Dit is een deel van het Arabische voorwoord van de Lukas-vertaling 'True Meaning' van Mazhar Mallouhi waar SIL-Wycliffe-Frontiers samen aan hebben gewerkt. Lees en huiver - dit zijn onze christelijke 'taalkundigen'.
Beloved of God/Viceregent of God (Son of God)
This expression is used frequently in the Noble Injeel, and in the Greek text it is literally “the Son of God,” but it absolutely does not indicate procreation; God forbid! The use of the term “son” in this title was metaphorical, being derived from the fact that when a king appointed a successor or viceroy, he would call him his son, whether or not there was any blood tie involved. What was signified by the title was not blood relationship, but rather the conferring of authority. This title “Son of God”, therefore, referred to the high king who was over all other kings and who was considered to be God’s deputy or viceroy— his visible representative on earth. The Roman emperor viewed himself as filling that role, so he reserved the title for himself. For the Jews, the Son of God was the Messiah, God’s chosen king of Israel who was to be from the line of the prophet David. But the Injeel reveals to us that the Son of God is Ruler of God’s creation and that his rule will never end.

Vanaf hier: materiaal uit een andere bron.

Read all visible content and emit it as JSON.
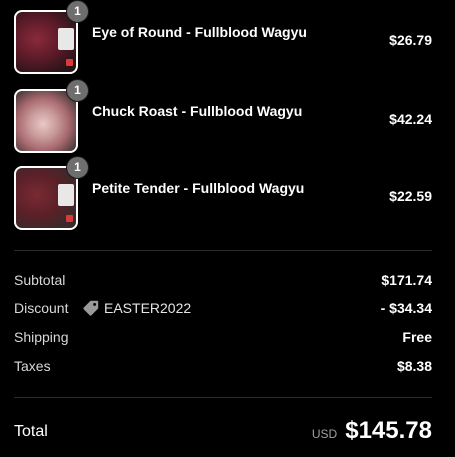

Lord [sayyidna aw mawlaana]
Aside from “the Messiah”, the most popular title for Jesus as used by his followers after his resurrection, was “Lord”. They understood this to mean that Jesus was “Lord of all” (Acts 10:36) and not merely the Savior or King of the Jews.
This title had a powerful meaning to those living in the Roman Empire, since the Emperor himself was called “sayyidna” (much more often than he was called “Beloved of God”), and the first followers of Jesus were harshly persecuted for calling Jesus by this title. They were accused of treason against the Roman government for “professing allegiance to another king, Jesus.” (Acts 17:7).
The name of God in the Hebrew language from the books of the ancient prophets was translated in Greek with the word “kurios”, normally without a definite article. The title of Jesus as “master” used the same word in Greek, but normally with a definite article, so there is definitely a distinction between the usages in Greek, a distinction which is maintained in translations of the Noble Injeel into languages like Aramaic. Unfortunately many translations of the Noble Injeel in Arabic do not show the distinction of meaning found in the Greek text, and so call Jesus “ar-rabb Yasua.” This is an inaccurate translation of the Greek.
Die laatste zin vind ik interessant. Hiermee spreekt SIL-Wycliffe niet alleen tegen alle normale arabische bijbelvertalingen (en de Nederlandse!), maar tegen de hele normale christelijke theologie over de Drieeenheid en Jezus. 'Jezus is niet 'de Heer' want dat is alleen een titel voor JHWH.' Waar halen ze deze ideeen vandaan? Arius?